Over-the-Counter-Medikamente und Behandlungen können auch dazu beitragen, körperliche PMS-Symptome zu reduzieren. Zu den Optionen gehören:

  • Schmerzmittel wie Ibuprofen, Aspirin oder Paracetamol bei Kopf- und Muskelschmerzen oder Magenkrämpfen
  • Diuretika zur Linderung von Blähungen und wunden oder empfindlichen Brüsten

  • Wärmewickel oder Heizkissen auf Ihrem Bauch, um Krämpfe zu lindern

Wenn Sie schwere Stimmungssymptome haben, die zu Komplikationen in Ihrem täglichen Leben führen, können kognitive Verhaltenstherapie (CBT) oder andere Therapieansätze Ihnen helfen, neue Wege zu finden, um belastende Gedanken und Emotionen neu zu definieren und damit umzugehen.

Das Endergebnis

Wenn PMS-Symptome Ihre Routine und Lebensqualität Monat für Monat beeinträchtigen und Hausmittel und rezeptfreie Medikamente kaum einen Unterschied machen, ist es immer am besten, sich an einen Arzt zu wenden.

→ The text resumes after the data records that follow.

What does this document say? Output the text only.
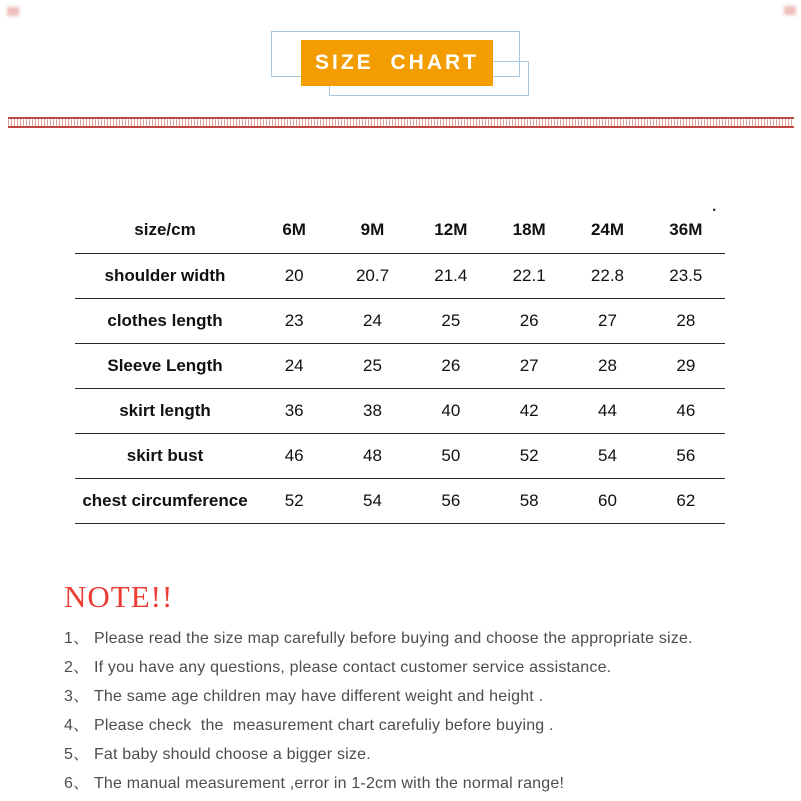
SIZE CHART
.
size/cm	6M	9M	12M	18M	24M	36M
shoulder width	20	20.7	21.4	22.1	22.8	23.5
clothes length	23	24	25	26	27	28
Sleeve Length	24	25	26	27	28	29
skirt length	36	38	40	42	44	46
skirt bust	46	48	50	52	54	56
chest circumference	52	54	56	58	60	62
NOTE!!
1、 Please read the size map carefully before buying and choose the appropriate size.
2、 If you have any questions, please contact customer service assistance.
3、 The same age children may have different weight and height .
4、 Please check  the  measurement chart carefuliy before buying .
5、 Fat baby should choose a bigger size.
6、 The manual measurement ,error in 1-2cm with the normal range!
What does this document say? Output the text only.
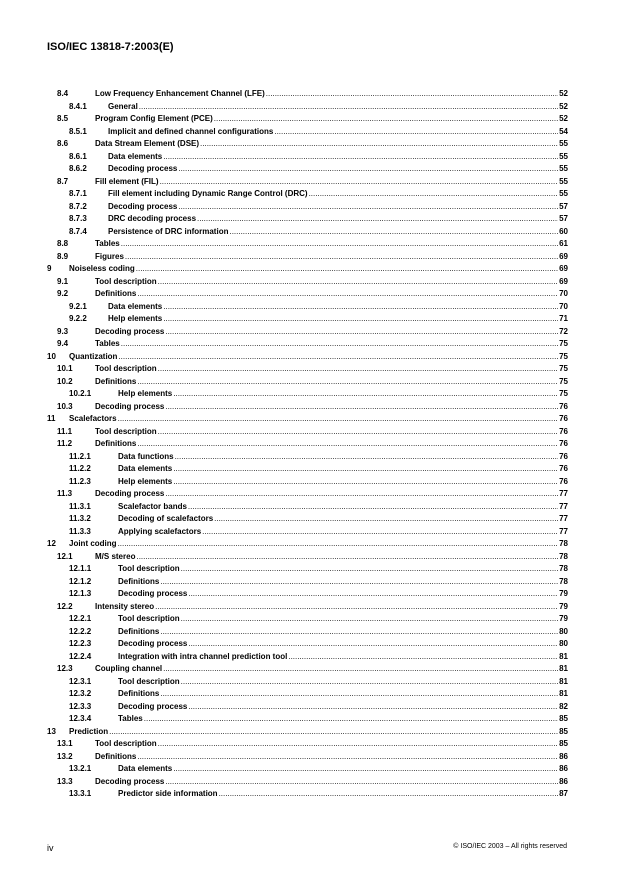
ISO/IEC 13818-7:2003(E)
8.4	Low Frequency Enhancement Channel (LFE) .....	52
8.4.1	General .....	52
8.5	Program Config Element (PCE) .....	52
8.5.1	Implicit and defined channel configurations .....	54
8.6	Data Stream Element (DSE) .....	55
8.6.1	Data elements .....	55
8.6.2	Decoding process .....	55
8.7	Fill element (FIL) .....	55
8.7.1	Fill element including Dynamic Range Control (DRC) .....	55
8.7.2	Decoding process .....	57
8.7.3	DRC decoding process .....	57
8.7.4	Persistence of DRC information .....	60
8.8	Tables .....	61
8.9	Figures .....	69
9 Noiseless coding .....	69
9.1	Tool description .....	69
9.2	Definitions .....	70
9.2.1	Data elements .....	70
9.2.2	Help elements .....	71
9.3	Decoding process .....	72
9.4	Tables .....	75
10 Quantization .....	75
10.1	Tool description .....	75
10.2	Definitions .....	75
10.2.1	Help elements .....	75
10.3	Decoding process .....	76
11 Scalefactors .....	76
11.1	Tool description .....	76
11.2	Definitions .....	76
11.2.1	Data functions .....	76
11.2.2	Data elements .....	76
11.2.3	Help elements .....	76
11.3	Decoding process .....	77
11.3.1	Scalefactor bands .....	77
11.3.2	Decoding of scalefactors .....	77
11.3.3	Applying scalefactors .....	77
12 Joint coding .....	78
12.1	M/S stereo .....	78
12.1.1	Tool description .....	78
12.1.2	Definitions .....	78
12.1.3	Decoding process .....	79
12.2	Intensity stereo .....	79
12.2.1	Tool description .....	79
12.2.2	Definitions .....	80
12.2.3	Decoding process .....	80
12.2.4	Integration with intra channel prediction tool .....	81
12.3	Coupling channel .....	81
12.3.1	Tool description .....	81
12.3.2	Definitions .....	81
12.3.3	Decoding process .....	82
12.3.4	Tables .....	85
13 Prediction .....	85
13.1	Tool description .....	85
13.2	Definitions .....	86
13.2.1	Data elements .....	86
13.3	Decoding process .....	86
13.3.1	Predictor side information .....	87
iv	© ISO/IEC 2003 – All rights reserved
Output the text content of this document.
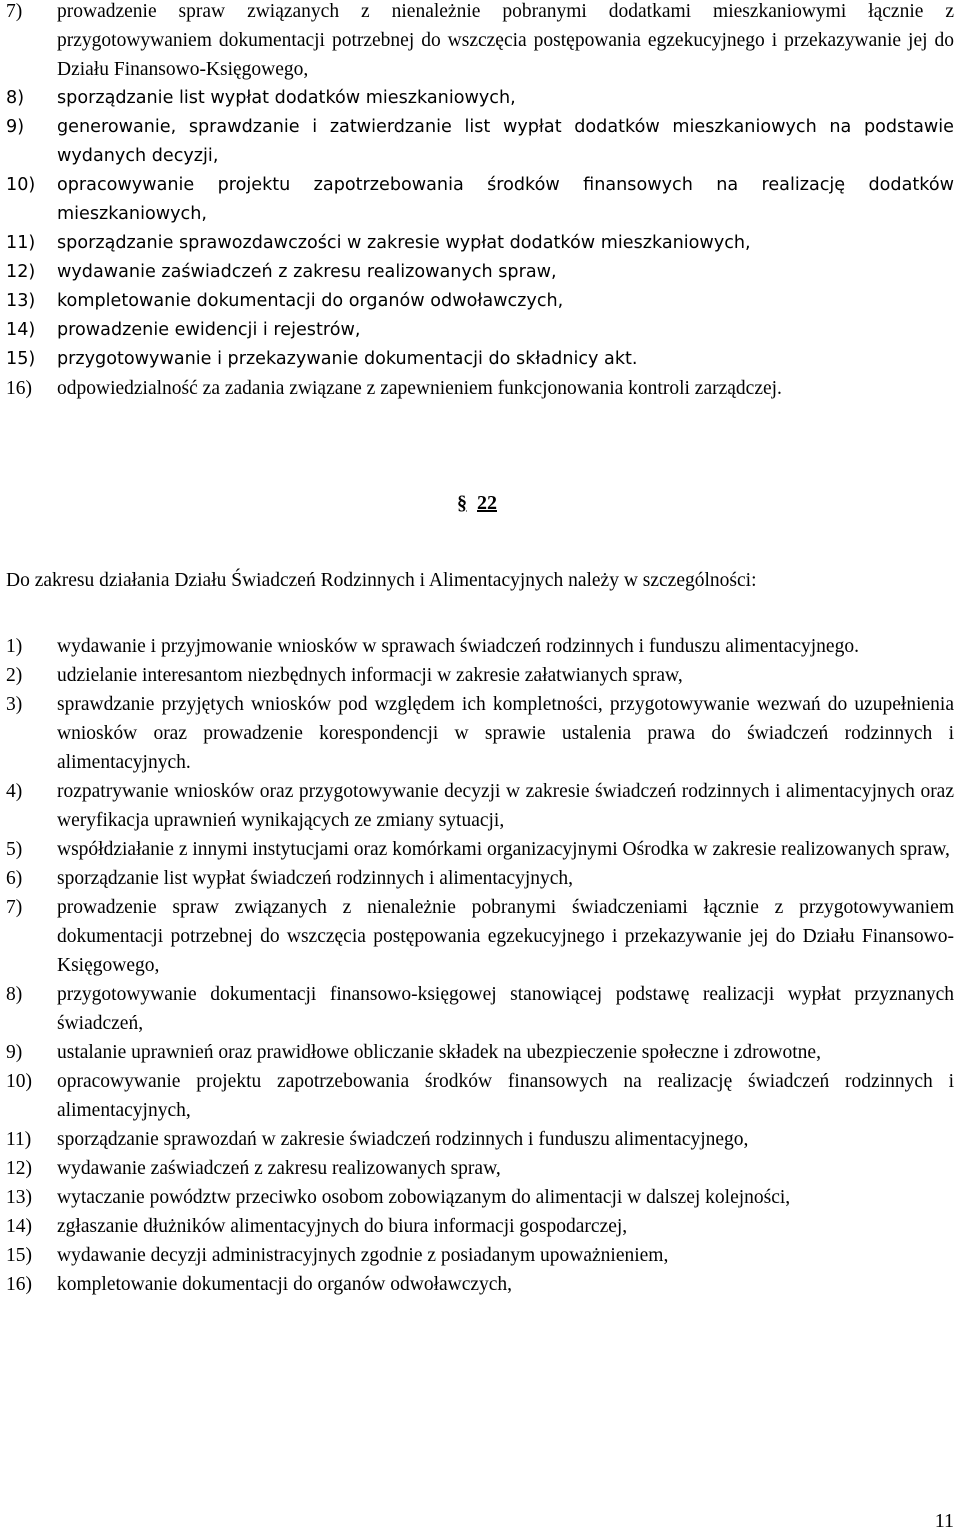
7) prowadzenie spraw związanych z nienależnie pobranymi dodatkami mieszkaniowymi łącznie z przygotowywaniem dokumentacji potrzebnej do wszczęcia postępowania egzekucyjnego i przekazywanie jej do Działu Finansowo-Księgowego,
8) sporządzanie list wypłat dodatków mieszkaniowych,
9) generowanie, sprawdzanie i zatwierdzanie list wypłat dodatków mieszkaniowych na podstawie wydanych decyzji,
10) opracowywanie projektu zapotrzebowania środków finansowych na realizację dodatków mieszkaniowych,
11) sporządzanie sprawozdawczości w zakresie wypłat dodatków mieszkaniowych,
12) wydawanie zaświadczeń z zakresu realizowanych spraw,
13) kompletowanie dokumentacji do organów odwoławczych,
14) prowadzenie ewidencji i rejestrów,
15) przygotowywanie i przekazywanie dokumentacji do składnicy akt.
16) odpowiedzialność za zadania związane z zapewnieniem funkcjonowania kontroli zarządczej.
§ 22

Do zakresu działania Działu Świadczeń Rodzinnych i Alimentacyjnych należy w szczególności:

1) wydawanie i przyjmowanie wniosków w sprawach świadczeń rodzinnych i funduszu alimentacyjnego.
2) udzielanie interesantom niezbędnych informacji w zakresie załatwianych spraw,
3) sprawdzanie przyjętych wniosków pod względem ich kompletności, przygotowywanie wezwań do uzupełnienia wniosków oraz prowadzenie korespondencji w sprawie ustalenia prawa do świadczeń rodzinnych i alimentacyjnych.
4) rozpatrywanie wniosków oraz przygotowywanie decyzji w zakresie świadczeń rodzinnych i alimentacyjnych oraz weryfikacja uprawnień wynikających ze zmiany sytuacji,
5) współdziałanie z innymi instytucjami oraz komórkami organizacyjnymi Ośrodka w zakresie realizowanych spraw,
6) sporządzanie list wypłat świadczeń rodzinnych i alimentacyjnych,
7) prowadzenie spraw związanych z nienależnie pobranymi świadczeniami łącznie z przygotowywaniem dokumentacji potrzebnej do wszczęcia postępowania egzekucyjnego i przekazywanie jej do Działu Finansowo-Księgowego,
8) przygotowywanie dokumentacji finansowo-księgowej stanowiącej podstawę realizacji wypłat przyznanych świadczeń,
9) ustalanie uprawnień oraz prawidłowe obliczanie składek na ubezpieczenie społeczne i zdrowotne,
10) opracowywanie projektu zapotrzebowania środków finansowych na realizację świadczeń rodzinnych i alimentacyjnych,
11) sporządzanie sprawozdań w zakresie świadczeń rodzinnych i funduszu alimentacyjnego,
12) wydawanie zaświadczeń z zakresu realizowanych spraw,
13) wytaczanie powództw przeciwko osobom zobowiązanym do alimentacji w dalszej kolejności,
14) zgłaszanie dłużników alimentacyjnych do biura informacji gospodarczej,
15) wydawanie decyzji administracyjnych zgodnie z posiadanym upoważnieniem,
16) kompletowanie dokumentacji do organów odwoławczych,
11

Schwere PMS-Symptome erfordern möglicherweise einen eingehenderen Behandlungsansatz, aber sie bessern sich oft mit der Behandlung. Ein Arzt oder Kliniker kann Ihnen weitere Hinweise zur Entwicklung eines personalisierten Behandlungsplans geben, der für Sie einen Unterschied macht.